さて、結構長居したからすっかりお茶も飲みほしてしまった。どうやらフローラも納得してこれ以上わがままもなくなったようだし……。
「む、もう行くのか盟友よ」
「ああ、このままここでのんびりする一日も悪くなさそうだったけど、どうにもじっとしてられない性分でな」
「それに付き合わされるこっちの身にもなってよね。まぁ別に嫌じゃないけど」
「そうですね、わたし達はじっとしてる期間の方がずっと多かったからゲンさんと行動を共にするのは新鮮なことが多くて……楽しいです」
「ワウ(でも二人とも体力少ないんでその辺は自覚してくださいっすよ)」
こうして私達はアポロ達の茶会においとまし、またぶらぶら城内へと散策に戻るのだった。

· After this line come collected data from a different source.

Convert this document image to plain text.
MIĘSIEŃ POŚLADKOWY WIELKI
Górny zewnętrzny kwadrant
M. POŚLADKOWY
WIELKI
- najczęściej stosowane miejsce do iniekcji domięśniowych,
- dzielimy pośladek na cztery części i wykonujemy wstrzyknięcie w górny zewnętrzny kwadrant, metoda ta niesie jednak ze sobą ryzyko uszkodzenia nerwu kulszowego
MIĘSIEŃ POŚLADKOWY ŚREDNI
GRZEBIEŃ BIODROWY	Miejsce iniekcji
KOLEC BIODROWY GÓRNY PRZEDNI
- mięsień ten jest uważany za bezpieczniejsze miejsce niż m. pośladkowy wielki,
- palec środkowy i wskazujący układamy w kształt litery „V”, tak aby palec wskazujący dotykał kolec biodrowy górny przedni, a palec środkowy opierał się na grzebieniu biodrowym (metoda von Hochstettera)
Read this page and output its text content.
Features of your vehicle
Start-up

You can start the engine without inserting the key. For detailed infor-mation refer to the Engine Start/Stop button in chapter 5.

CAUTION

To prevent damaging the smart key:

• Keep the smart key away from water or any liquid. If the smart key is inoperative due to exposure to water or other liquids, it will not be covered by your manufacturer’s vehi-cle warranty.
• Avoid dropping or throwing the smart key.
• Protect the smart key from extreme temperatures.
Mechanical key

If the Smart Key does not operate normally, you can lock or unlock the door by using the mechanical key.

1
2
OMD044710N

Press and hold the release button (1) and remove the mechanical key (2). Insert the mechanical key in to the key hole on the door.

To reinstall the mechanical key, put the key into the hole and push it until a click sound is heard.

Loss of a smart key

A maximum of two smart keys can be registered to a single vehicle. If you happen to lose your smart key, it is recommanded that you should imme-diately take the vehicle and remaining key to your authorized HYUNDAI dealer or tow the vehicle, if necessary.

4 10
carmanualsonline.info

しかしこれまで何の接点もなかった第一大陸組と第四大陸組がこんなどちらからも遠く離れた地で意気投合するまで至ったのにはなんだか感慨深いものがあるな。
ドラゴスとフローラの親子の一件もこれを機になんだか前進しそうな気がするし。
「……そういや、セフィラやクリファには"親"って呼べる存在はいたりするのか?」
「え、どしたのいきなり?」
こんなことを聞いたのは、きっと先ほどのフローラの影響かもな。
普通の"人間"ならば生みの親である母がいて、そして父と呼べる存在がいるのものだ。
だが……セフィラとクリファはいわば終極神の"システム"として生み出された。そんな誰もが持ち得るはずの血縁を持たない二人にとっては……。
「いや、ただ終極神は生みの親……って感覚があったりしないのかなって思っただけだ」
「あたしはわかんない。今までそんなこと考えたこともなかったし。クリファはどうなの?」
「そう……ね」
セフィラと違いクリファはこれまで自分が終極神の役割を果たすための存在だとずっと自覚しながら生きていた。そんな彼女にとって終極神とはどういう関係性を感じているのか。
「正直、生みの親という感覚はありませんね。世界という大いなる存在の子……という意味合いなら誰とも変わりはない気はしますから」
確かに、この世界の生命も元をたどればすべてがアレイストゥリムスに帰結する。世界が存在したからこそ自分が今存在している、クリファが感じているのはそういうことだろう。
「うーん……それじゃあやっぱり、あたし達には親って呼べる存在はいないってことね」
「だからゲンさんは終極神を撃ち滅ぼすことに何一つためらわなくていいわ」
「別に今更ためらうつもりもないが、二人が何も気にしてないならちょっとは気が楽になるかもな。それと、両親に交際を認めてもらうイベントがなくなったのが残念ってだけだ」
これはレイとベルフェゴルのやり取りからなんかいいな、と思ったことだ。ああやって人と人との家族の繋がりというものが生まれていくのだと私も深く関心したからな。
「なんだ、ムゲンったらそんなこと心配してたの?」
「別にいいだろう。これまでそういう機会があるかもと実感することもできなかったわけだし」
「それなら、あたしがムゲンの両親に挨拶するっていうイベントが残ってるじゃない。嫌だなんて言わせないから」
「いやまぁ、それはいいんだが。私の両親はまだ帰れるかもわからない地球在住だぞ」
「ふふ、そうですね。わたしももう時空を繋ぐ力はありませんし。でも、いつかゲンさんの世界で共に日々を過ごせる……そんな未来をわたしは望んでいますよ」
「クリファ抜け駆け禁止! もちろんあたしもだからね!」
そうだな、この戦いが終ったらいつかそこにたどり着く……在るべき世界で誰もが笑って過ごせる世の中へ。
まだまだ問題だらけだがな。ただ今だけは、そんな希望に満ちた未来を想像しながらこの平穏な日常を満喫するとしようじゃないか。